All the words and concepts which are interwoven with YOU. Your life. The air conditioning temperature digital read in my car – casually set to 73 – a number meaning a medium cabin setting, but it is also the last age you ever were. And when that hurt to see and I changed it, another zing: 74, the age you might have still been if your life hadn’t stopped January 4, 2021. The majestic oaks in my yard which remind me of you (and we always called you “our family’s oak”): steadfast, sturdy, consistent, generously reaching to carry, to shelter, to give. The altitude noted at which we flew to Michigan – a trip by small and commercial aircraft made with you dozens upon dozens of times. The quirky salt and pepper shaker collections inside Zingerman’s Roadhouse in Ann Arbor, which touched off much speculation and giggling about their existence, and the ones you saw in family collections. Plaid shirts in the fall. The Beach Boys’ instantly recognizable Christmas carol on the radio and your hopeful falsetto singing along, and then the way “O Holy Night” places me back next to you in a church pew, both of us holding a tiny white candle with a bravely flickering light in one hand, and holding each other’s each in the other. Both of us with tear streaked faces those Christmas Eve services over the years, the squeezes of our hands communicating words we thought and more importantly words we had earnestly spoken to each other on phone calls, in text chains, in handwritten cards, at my kitchen table over the red Christmas mugs of coffee: I love you. I adore you. I treasure our bond. I am better for what we share. I exist because of your love. I am able to do so much because of your faith in me and the encouragement you give me. To us. To my babies.
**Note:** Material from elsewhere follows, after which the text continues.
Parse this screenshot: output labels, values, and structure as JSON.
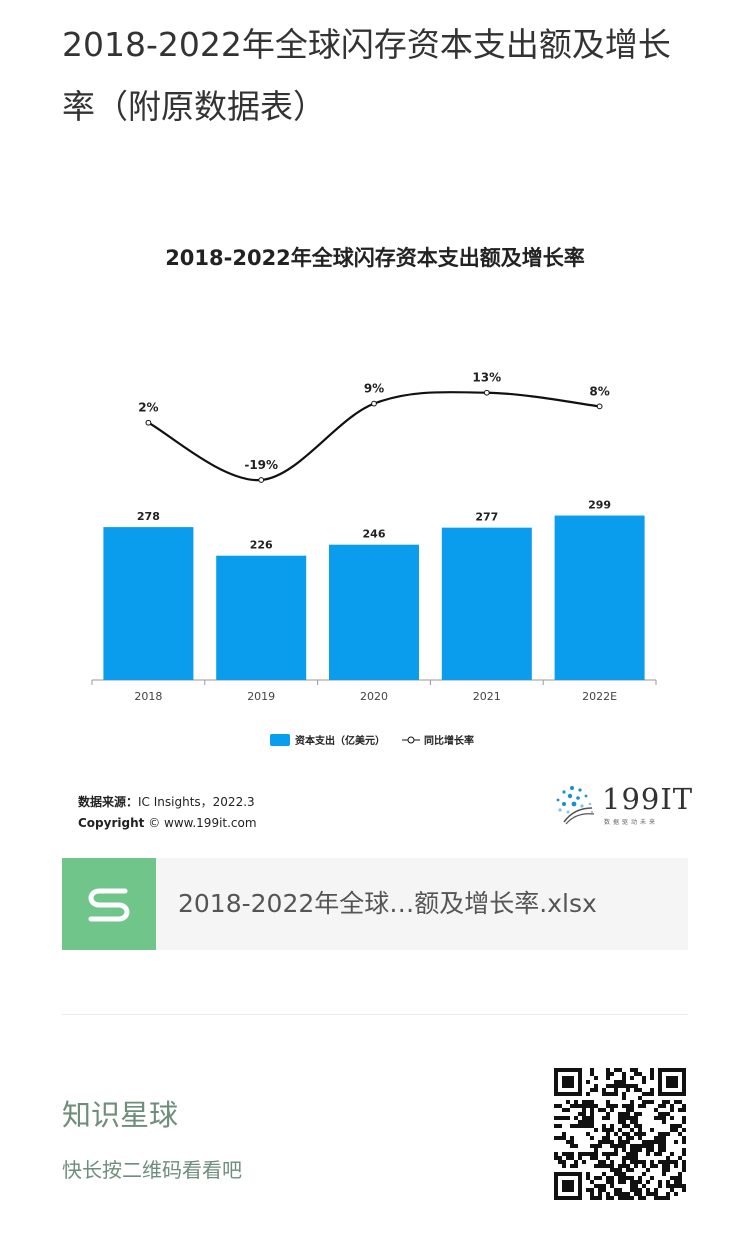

To our family.

The moments stacking up where you are not here to be a part of them on earth: instead of melting into pain of how many there are that we are doing on our own, I trust you know, and you are stacking them up, taking careful notes for us to discuss when I get there. The way you carried a post it note along to remind yourself to ask me about or tell me about various topics or tasks, I trust you are doing the same now. Ready to catch up and squeeze each other’s hands. To meet eyes. To know our love has outlasted distance and impossible earthly separation. Four years and a million moments down, quite a few million more to go. I love you. Because of you, I am. Because of you, I can.